Here we are again in the aftermath of tumultuous, contentious events. Recent shootings, in a church, a grocery store and a school have highlighted the depths of the human potential for violence. The loss of children is especially shocking as they seem to be especially treasured targets to the wicked who stalk the land. We keep asking the same questions about gun control and mental illness. It’s the same cycle of tragedy, accusation, counter accusation, etc., etc., all of which begins shortly after the first victim dies.
Another enormous cultural shift may occur if Roe vs. Wade is overturned. Look for anger and protests and who knows? Maybe violence and riots will follow that sea change in our culture.
I try to look for connection points.
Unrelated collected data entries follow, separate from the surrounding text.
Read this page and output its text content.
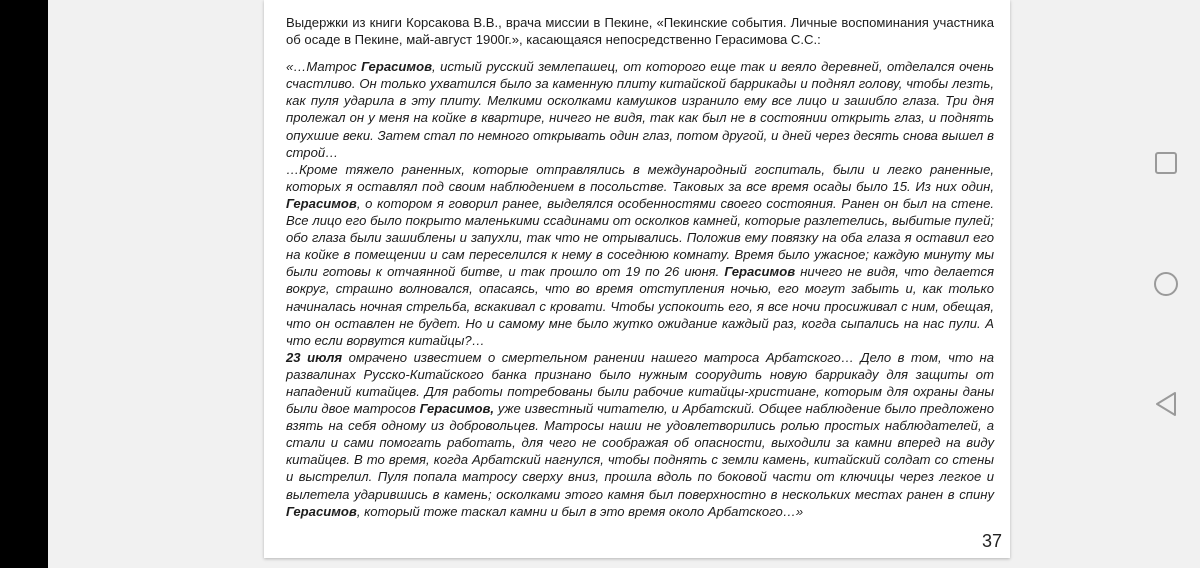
Выдержки из книги Корсакова В.В., врача миссии в Пекине, «Пекинские события. Личные воспоминания участника об осаде в Пекине, май-август 1900г.», касающаяся непосредственно Герасимова С.С.:

«…Матрос Герасимов, истый русский землепашец, от которого еще так и веяло деревней, отделался очень счастливо. Он только ухватился было за каменную плиту китайской баррикады и поднял голову, чтобы лезть, как пуля ударила в эту плиту. Мелкими осколками камушков изранило ему все лицо и зашибло глаза. Три дня пролежал он у меня на койке в квартире, ничего не видя, так как был не в состоянии открыть глаз, и поднять опухшие веки. Затем стал по немного открывать один глаз, потом другой, и дней через десять снова вышел в строй…

…Кроме тяжело раненных, которые отправлялись в международный госпиталь, были и легко раненные, которых я оставлял под своим наблюдением в посольстве. Таковых за все время осады было 15. Из них один, Герасимов, о котором я говорил ранее, выделялся особенностями своего состояния. Ранен он был на стене. Все лицо его было покрыто маленькими ссадинами от осколков камней, которые разлетелись, выбитые пулей; обо глаза были зашиблены и запухли, так что не отрывались. Положив ему повязку на оба глаза я оставил его на койке в помещении и сам переселился к нему в соседнюю комнату. Время было ужасное; каждую минуту мы были готовы к отчаянной битве, и так прошло от 19 по 26 июня. Герасимов ничего не видя, что делается вокруг, страшно волновался, опасаясь, что во время отступления ночью, его могут забыть и, как только начиналась ночная стрельба, вскакивал с кровати. Чтобы успокоить его, я все ночи просиживал с ним, обещая, что он оставлен не будет. Но и самому мне было жутко ожидание каждый раз, когда сыпались на нас пули. А что если ворвутся китайцы?…

23 июля омрачено известием о смертельном ранении нашего матроса Арбатского… Дело в том, что на развалинах Русско-Китайского банка признано было нужным соорудить новую баррикаду для защиты от нападений китайцев. Для работы потребованы были рабочие китайцы-христиане, которым для охраны даны были двое матросов Герасимов, уже известный читателю, и Арбатский. Общее наблюдение было предложено взять на себя одному из добровольцев. Матросы наши не удовлетворились ролью простых наблюдателей, а стали и сами помогать работать, для чего не соображая об опасности, выходили за камни вперед на виду китайцев. В то время, когда Арбатский нагнулся, чтобы поднять с земли камень, китайский солдат со стены и выстрелил. Пуля попала матросу сверху вниз, прошла вдоль по боковой части от ключицы через легкое и вылетела ударившись в камень; осколками этого камня был поверхностно в нескольких местах ранен в спину Герасимов, который тоже таскал камни и был в это время около Арбатского…»

37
I try to find where this event meets that event, where this idea crosses another. And I think maybe I’ve found one. Because somehow this moment of chaos on gun crime seems to run right across this moment in the history and future of abortion.
On both issues we have people who believe strongly, passionately, in the sanctity of human life. Those who want the Grail of gun control, who want as many firearms banned as possible, who want the 2nd Amendment overturned as anachronistic, those people believe that the traditionally interpreted right to keep and bear arms runs counter to a higher call to preserve life. As a person who believes strongly in gun rights, it’s nevertheless hard to to hear their point and at least respect it. While I think that their suggested measures will fail, either in legislation or implementation, I know that they don’t want to see any more innocent lives lost. Those of us who are pro 2A should be as shocked and grief stricken as anyone over lives lost. Indeed, I think that most are. We aren’t made of stone and we have loved ones of our own.
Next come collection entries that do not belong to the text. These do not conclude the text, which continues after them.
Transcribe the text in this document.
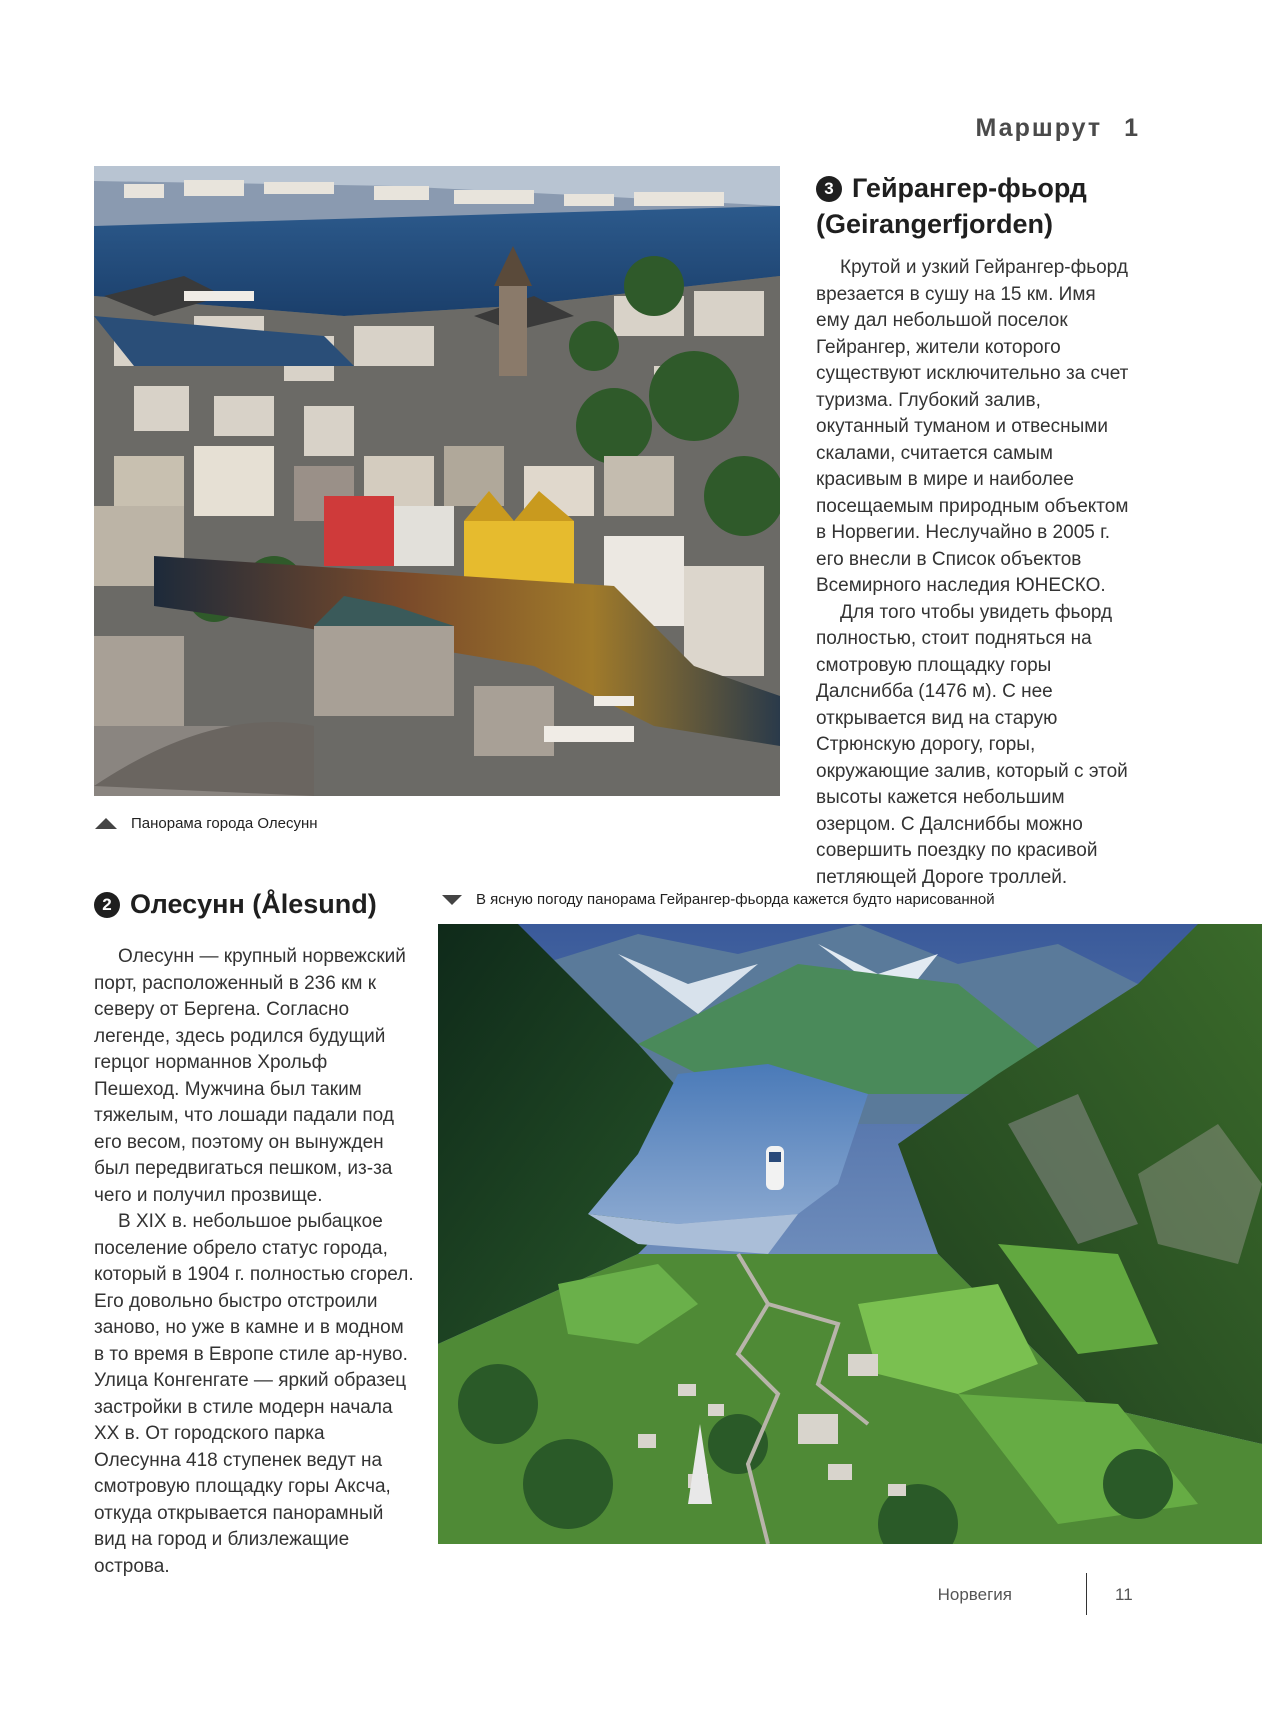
Маршрут 1
Панорама города Олесунн
3 Гейрангер-фьорд
(Geirangerfjorden)

Крутой и узкий Гейрангер-фьорд врезается в сушу на 15 км. Имя ему дал небольшой поселок Гейрангер, жители которого существуют исключительно за счет туризма. Глубокий залив, окутанный туманом и отвесными скалами, считается самым красивым в мире и наиболее посещаемым природным объектом в Норвегии. Неслучайно в 2005 г. его внесли в Список объектов Всемирного наследия ЮНЕСКО.

Для того чтобы увидеть фьорд полностью, стоит подняться на смотровую площадку горы Далснибба (1476 м). С нее открывается вид на старую Стрюнскую дорогу, горы, окружающие залив, который с этой высоты кажется небольшим озерцом. С Далсниббы можно совершить поездку по красивой петляющей Дороге троллей.

2 Олесунн (Ålesund)

Олесунн — крупный норвежский порт, расположенный в 236 км к северу от Бергена. Согласно легенде, здесь родился будущий герцог норманнов Хрольф Пешеход. Мужчина был таким тяжелым, что лошади падали под его весом, поэтому он вынужден был передвигаться пешком, из-за чего и получил прозвище.

В XIX в. небольшое рыбацкое поселение обрело статус города, который в 1904 г. полностью сгорел. Его довольно быстро отстроили заново, но уже в камне и в модном в то время в Европе стиле ар-нуво. Улица Конгенгате — яркий образец застройки в стиле модерн начала XX в. От городского парка Олесунна 418 ступенек ведут на смотровую площадку горы Аксча, откуда открывается панорамный вид на город и близлежащие острова.

В ясную погоду панорама Гейрангер-фьорда кажется будто нарисованной
Норвегия	11
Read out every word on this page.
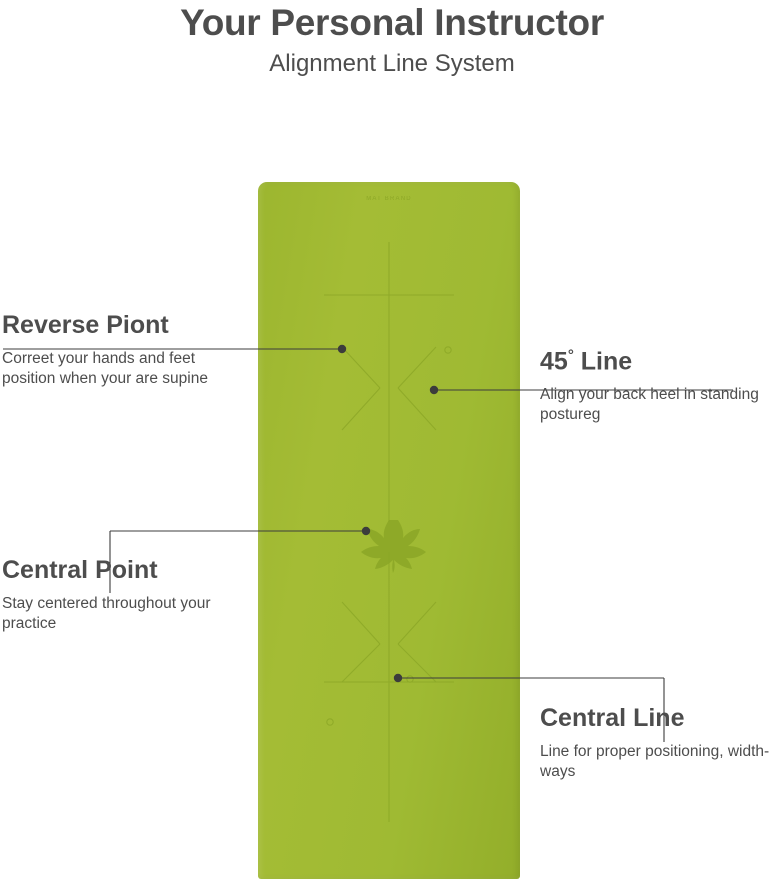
Your Personal Instructor
Alignment Line System
MAT BRAND
Reverse Piont

Correet your hands and feet position when your are supine

45° Line

Align your back heel in standing postureg

Central Point

Stay centered throughout your practice

Central Line

Line for proper positioning, width-ways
Those who want the Grail of anti-abortion, the overturning of Roe Vs. Wade, are also passionate about the sanctity of life. And this is important: anti-abortionists see abortion as a taking of life no less real than that which occurs in a shooting. It has become culturally sterilized and hidden beneath euphamisms; it has been wrapped up in the language of freedom and rights as surely as guns have. But one cannot deny that a life ends in an abortion. The semantics of the beginning of life, at conception or later, are rhetorical sleight of hand.
But those who want to see abortion ‘safe, legal and rare’ are also concerned that women be spared the dangers of unsafe abortion, or the compulsion to carry to term the child of rape or incest. They are willing to tolerate the existence of this procedure and accept the millions of dead children (which is ultimately undeniable) as a kind of transaction to maintain a right. The idea of a woman being unable to terminate a pregnancy in her own body is anathema to them and to their conception of freedom.
Pro gun citizens look at the world around and see violence and genocide, tyranny and torture, and the inability of state actors to protect them, and decide that the mathematics of gun violence can be tolerably calculated in exchange for freedom from attack, either by individuals or governments. The idea of helplessness is anathema to their conception of freedom.
Anyone who knows me knows that I am pro-gun and anti-abortion. But that doesn’t mean I can’t think about this. We can all think about this. Because one way or another, we all ‘do the math’ when it comes to important issues.
Maybe when it comes to both abortion and gun control, there are more commonalities that we like to admit as we try to balance freedoms against the terrible price freedom can extract. This doesn’t make me anti-gun or pro-abortion. But it does mean that we should all be able to talk with one another in the knowledge that life is messy, rights complicated and that like so many issues down the ages, one way or the other there just always seems to be blood.
Compromise and understanding are difficult for most folks who are on opposite sides of issues like abortion and gun ownership. I too am (overall) pro-gun and antiabortion. That does not mean that I support 18-year-old kids legally purchasing AR-15s or handguns, or young women being denied legal and safe abortion in cases of rape, incest or when a pregnancy becomes detrimental to the physical or mental health of the mother. Certainly, we can decrease the demand for abortion by decreasing the number of unwanted pregnancies. The Netherlands allows unrestricted abortion, and yet the demand for abortions is far less than it is in our own country. They have an effective program of sex education in schools and offer easy access to birth control. the result is fewer unwanted pregnancies and young people actually beginning sexual activity at a later age than in the U.S. The 2A is a fundamental right that we have in America, but it does not give one the right to murder children in their school classrooms or grocery shoppers in their local supermarket. Measures such as Universal background checks, restricting the age of firearm purchase to 21, red flag laws, better access to mental health and making ghost guns illegal would not completely eliminate mass shootings in this country, but it would definitely decrease the number of them. Assuming that the sanctity and protection of human life is the one common ground starting point (or goal), why can't we put bickering aside and actually do something that has proven to be successful and would result in less shedding of blood?